More Cuts to Universities On The Horizon

Duchesne Unable to Deny Further Shrink in Budget

The third of four thematic meetings leading towards next month’s province-wide summit on higher education began on an ambiguous note.

The meeting took place on Jan. 17 and 18 at Université de Sherbrooke.

At a press conference held prior to the meeting, Minister of Higher Education, Research, Science and Technology Pierre Duchesne was asked repeatedly whether the $124 million cuts imposed on universities in December would continue next year.

He approached the questions carefully, but didn’t deny that additional cuts were likely coming.

“We’ll have to see,” said Duchesne. “Will it be recurring, will it be whole, or in part?”

He did not specify the magnitude of the potential 2013-2014 cuts.

“We have to get to zero deficit,” he continued. “When we’ve determined what [the student contribution] will be, we can add and subtract.”

Duchesne’s words confirmed what was recently alluded to by Concordia administrators in a series of public meetings —that, even though 2013-2014 budget currently promises a small re-investment, the Parti Québécois will announce more cuts next year.

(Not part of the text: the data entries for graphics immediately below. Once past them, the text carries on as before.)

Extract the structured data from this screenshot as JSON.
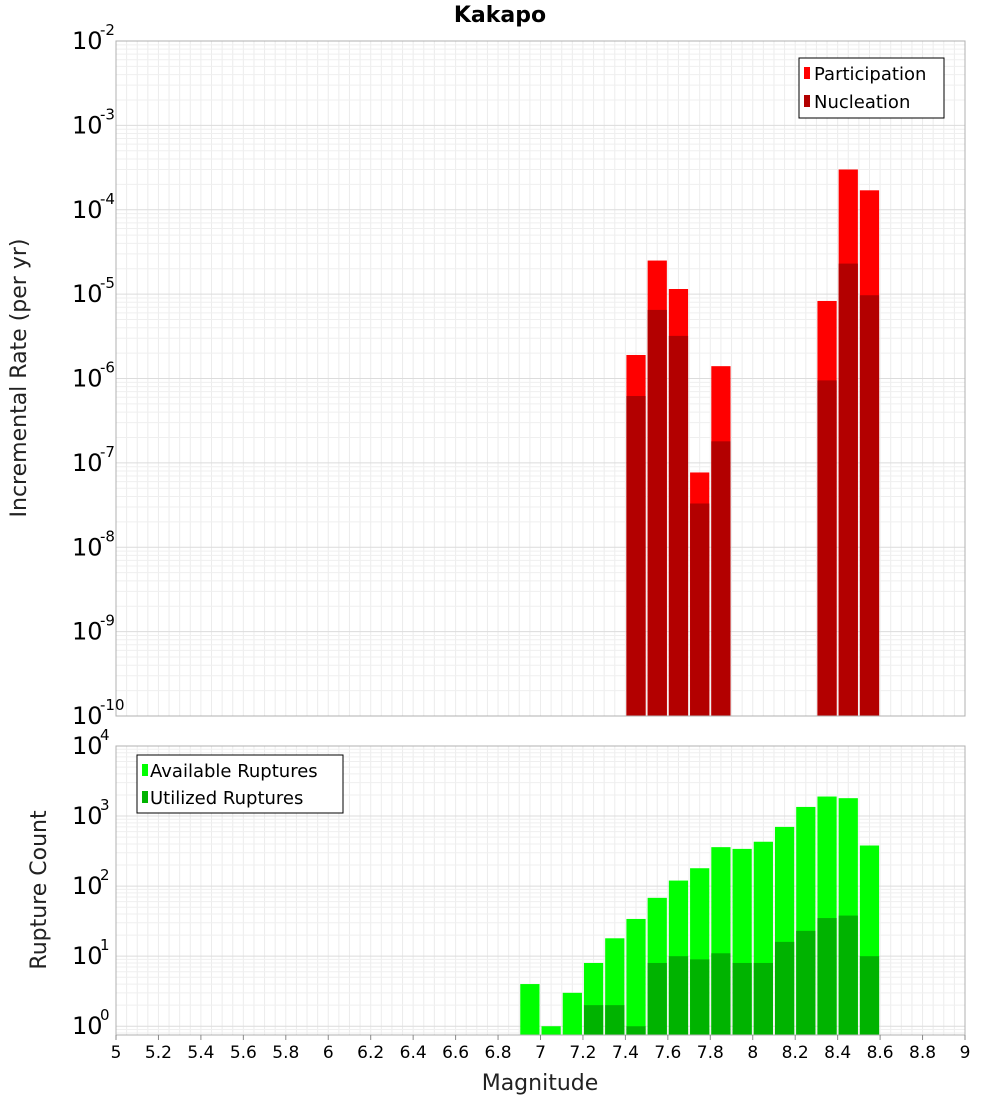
{
  "chart_data": [
    {
      "type": "bar",
      "title": "Kakapo",
      "xlabel": "",
      "ylabel": "Incremental Rate (per yr)",
      "yscale": "log",
      "ylim": [
        1e-10,
        0.01
      ],
      "xlim": [
        5,
        9
      ],
      "bin_width": 0.1,
      "grid": true,
      "legend_position": "top-right",
      "y_ticks": [
        {
          "base": "10",
          "exp": "-10"
        },
        {
          "base": "10",
          "exp": "-9"
        },
        {
          "base": "10",
          "exp": "-8"
        },
        {
          "base": "10",
          "exp": "-7"
        },
        {
          "base": "10",
          "exp": "-6"
        },
        {
          "base": "10",
          "exp": "-5"
        },
        {
          "base": "10",
          "exp": "-4"
        },
        {
          "base": "10",
          "exp": "-3"
        },
        {
          "base": "10",
          "exp": "-2"
        }
      ],
      "series": [
        {
          "name": "Participation",
          "color": "#ff0000",
          "points": [
            [
              7.45,
              1.9e-06
            ],
            [
              7.55,
              2.5e-05
            ],
            [
              7.65,
              1.15e-05
            ],
            [
              7.75,
              7.7e-08
            ],
            [
              7.85,
              1.4e-06
            ],
            [
              8.35,
              8.3e-06
            ],
            [
              8.45,
              0.0003
            ],
            [
              8.55,
              0.00017
            ]
          ]
        },
        {
          "name": "Nucleation",
          "color": "#b30000",
          "points": [
            [
              7.45,
              6.2e-07
            ],
            [
              7.55,
              6.5e-06
            ],
            [
              7.65,
              3.2e-06
            ],
            [
              7.75,
              3.3e-08
            ],
            [
              7.85,
              1.8e-07
            ],
            [
              8.35,
              9.5e-07
            ],
            [
              8.45,
              2.3e-05
            ],
            [
              8.55,
              9.7e-06
            ]
          ]
        }
      ]
    },
    {
      "type": "bar",
      "title": "",
      "xlabel": "Magnitude",
      "ylabel": "Rupture Count",
      "yscale": "log",
      "ylim": [
        0.75,
        10000
      ],
      "xlim": [
        5,
        9
      ],
      "bin_width": 0.1,
      "grid": true,
      "legend_position": "top-left",
      "x_ticks": [
        "5",
        "5.2",
        "5.4",
        "5.6",
        "5.8",
        "6",
        "6.2",
        "6.4",
        "6.6",
        "6.8",
        "7",
        "7.2",
        "7.4",
        "7.6",
        "7.8",
        "8",
        "8.2",
        "8.4",
        "8.6",
        "8.8",
        "9"
      ],
      "y_ticks": [
        {
          "base": "10",
          "exp": "0"
        },
        {
          "base": "10",
          "exp": "1"
        },
        {
          "base": "10",
          "exp": "2"
        },
        {
          "base": "10",
          "exp": "3"
        },
        {
          "base": "10",
          "exp": "4"
        }
      ],
      "series": [
        {
          "name": "Available Ruptures",
          "color": "#00ff00",
          "points": [
            [
              6.95,
              4
            ],
            [
              7.05,
              1
            ],
            [
              7.15,
              3
            ],
            [
              7.25,
              8
            ],
            [
              7.35,
              18
            ],
            [
              7.45,
              34
            ],
            [
              7.55,
              68
            ],
            [
              7.65,
              120
            ],
            [
              7.75,
              180
            ],
            [
              7.85,
              360
            ],
            [
              7.95,
              340
            ],
            [
              8.05,
              430
            ],
            [
              8.15,
              700
            ],
            [
              8.25,
              1350
            ],
            [
              8.35,
              1900
            ],
            [
              8.45,
              1800
            ],
            [
              8.55,
              380
            ]
          ]
        },
        {
          "name": "Utilized Ruptures",
          "color": "#00b300",
          "points": [
            [
              7.25,
              2
            ],
            [
              7.35,
              2
            ],
            [
              7.45,
              1
            ],
            [
              7.55,
              8
            ],
            [
              7.65,
              10
            ],
            [
              7.75,
              9
            ],
            [
              7.85,
              11
            ],
            [
              7.95,
              8
            ],
            [
              8.05,
              8
            ],
            [
              8.15,
              16
            ],
            [
              8.25,
              23
            ],
            [
              8.35,
              35
            ],
            [
              8.45,
              38
            ],
            [
              8.55,
              10
            ]
          ]
        }
      ]
    }
  ]
}
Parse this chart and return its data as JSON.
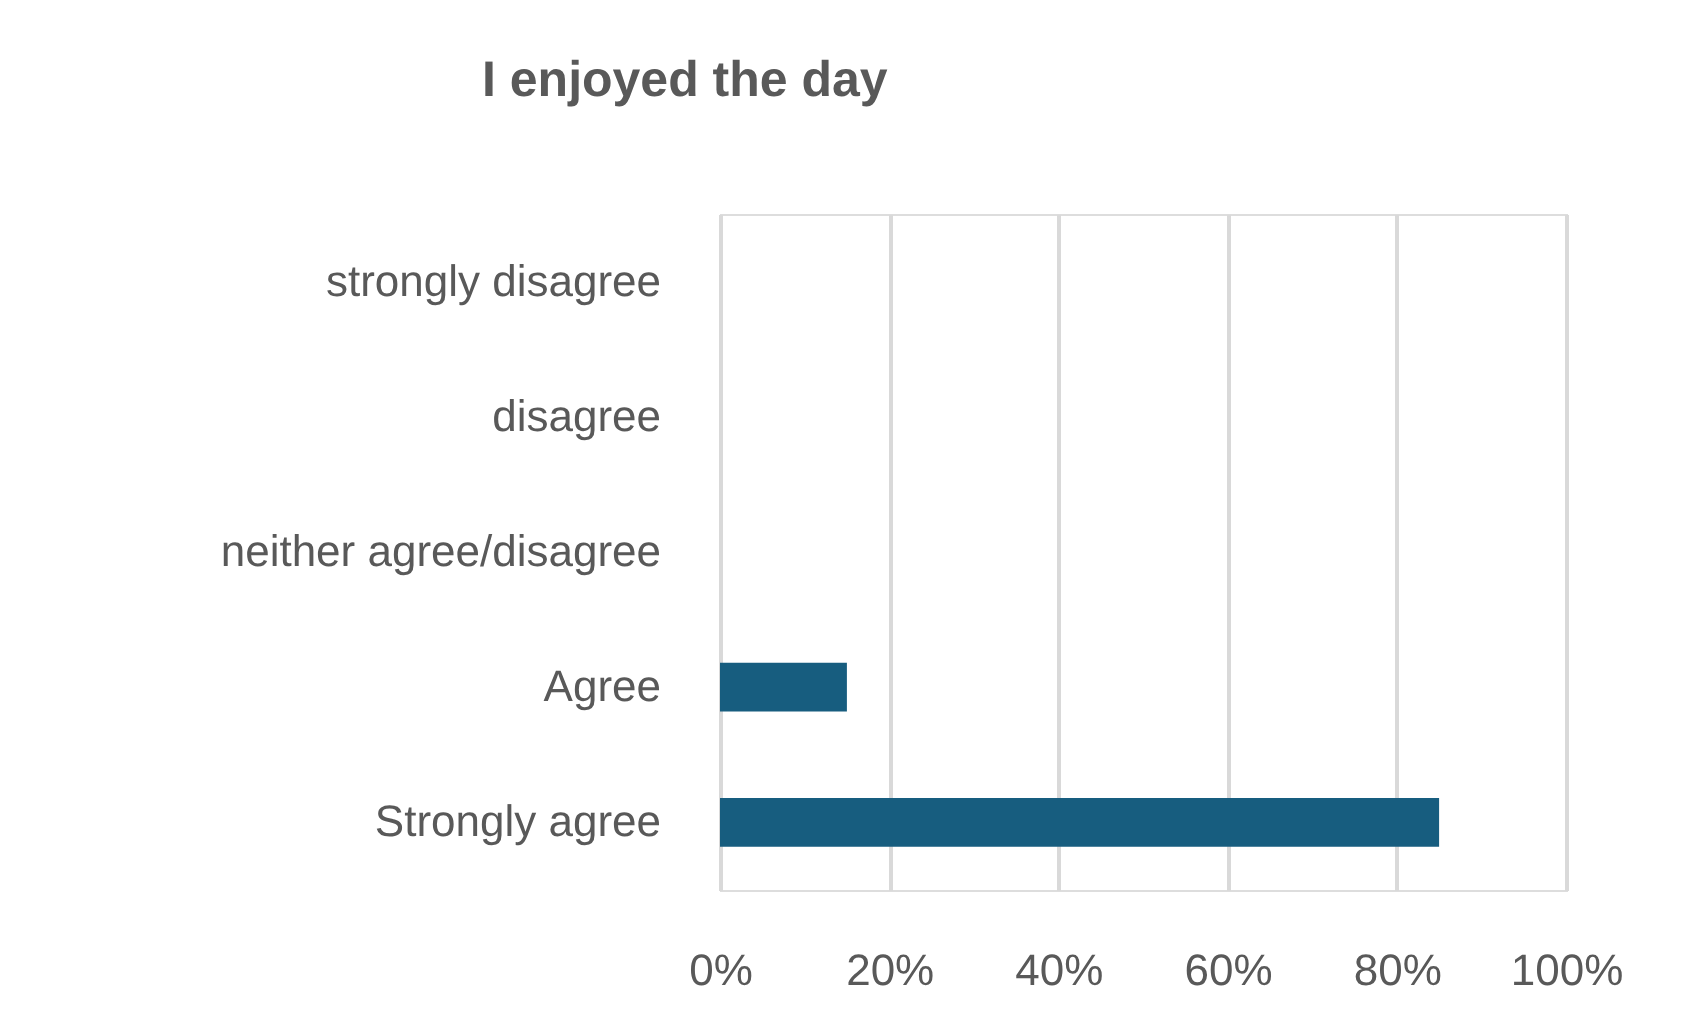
{
  "chart_data": {
    "type": "bar",
    "orientation": "horizontal",
    "title": "I enjoyed the day",
    "categories": [
      "strongly disagree",
      "disagree",
      "neither agree/disagree",
      "Agree",
      "Strongly agree"
    ],
    "values": [
      0,
      0,
      0,
      15,
      85
    ],
    "color": "#175d7f",
    "xlim": [
      0,
      100
    ],
    "xticks": [
      {
        "value": 0,
        "label": "0%"
      },
      {
        "value": 20,
        "label": "20%"
      },
      {
        "value": 40,
        "label": "40%"
      },
      {
        "value": 60,
        "label": "60%"
      },
      {
        "value": 80,
        "label": "80%"
      },
      {
        "value": 100,
        "label": "100%"
      }
    ],
    "grid": "x"
  }
}
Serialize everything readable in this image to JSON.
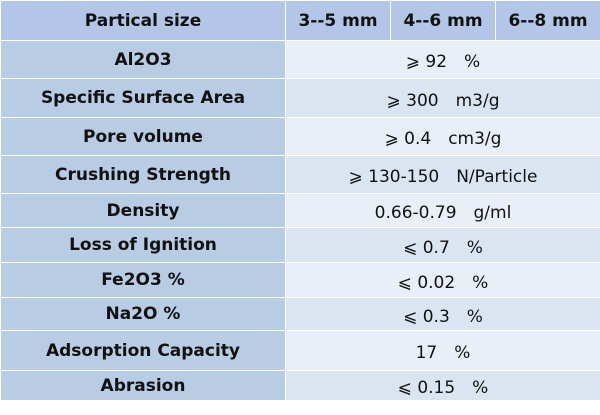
{
  "table": {
    "header": [
      "Partical size",
      "3--5 mm",
      "4--6 mm",
      "6--8 mm"
    ],
    "rows": [
      [
        "Al2O3",
        "⩾ 92　%"
      ],
      [
        "Specific Surface Area",
        "⩾ 300　m3/g"
      ],
      [
        "Pore volume",
        "⩾ 0.4　cm3/g"
      ],
      [
        "Crushing Strength",
        "⩾ 130-150　N/Particle"
      ],
      [
        "Density",
        "0.66-0.79　g/ml"
      ],
      [
        "Loss of Ignition",
        "⩽ 0.7　%"
      ],
      [
        "Fe2O3 %",
        "⩽ 0.02　%"
      ],
      [
        "Na2O %",
        "⩽ 0.3　%"
      ],
      [
        "Adsorption Capacity",
        "17　%"
      ],
      [
        "Abrasion",
        "⩽ 0.15　%"
      ]
    ]
  }
}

On Nov. 14, Concordia’s interim-Provost Lisa Ostiguy referenced a recent meeting between Concordia administrators and the government in which these cuts were discussed.

“We have to get to zero deficit. When we’ve determined what [the student contribution] will be, we can add and subtract.”
—Pierre Duchesne, Minister of Higher Education, Research, Science and Technology

Underfinancing or Mismanagement?

The issue of under-financing was hotly debated at the meeting.

The Conference of Rectors and Principals of Quebec Universities claimed that Quebec Universities are under financed by $850 million dollars, compared to other provinces’ universities.

Others, including the Fédération étudiante universitaire du Québec, rejected the number, saying that poor management of funds and insufficient oversight are bigger problems.

The FEUQ, the union of Quebec professors and the union federation CSN called for changes in the university funding model itself—that pays out to universities on a per-student basis—on grounds that it created undue competition between universities and fostered expensive, unnecessary expansion.

President Sylvie Beauchamp of the Université du Québec network contested this, saying that expansion was necessary to respond to Quebec’s growing higher education needs.

The Table de concertation étudiante du Québec suggested taxing businesses to raise funds, something the Quebec Employers Council opposed.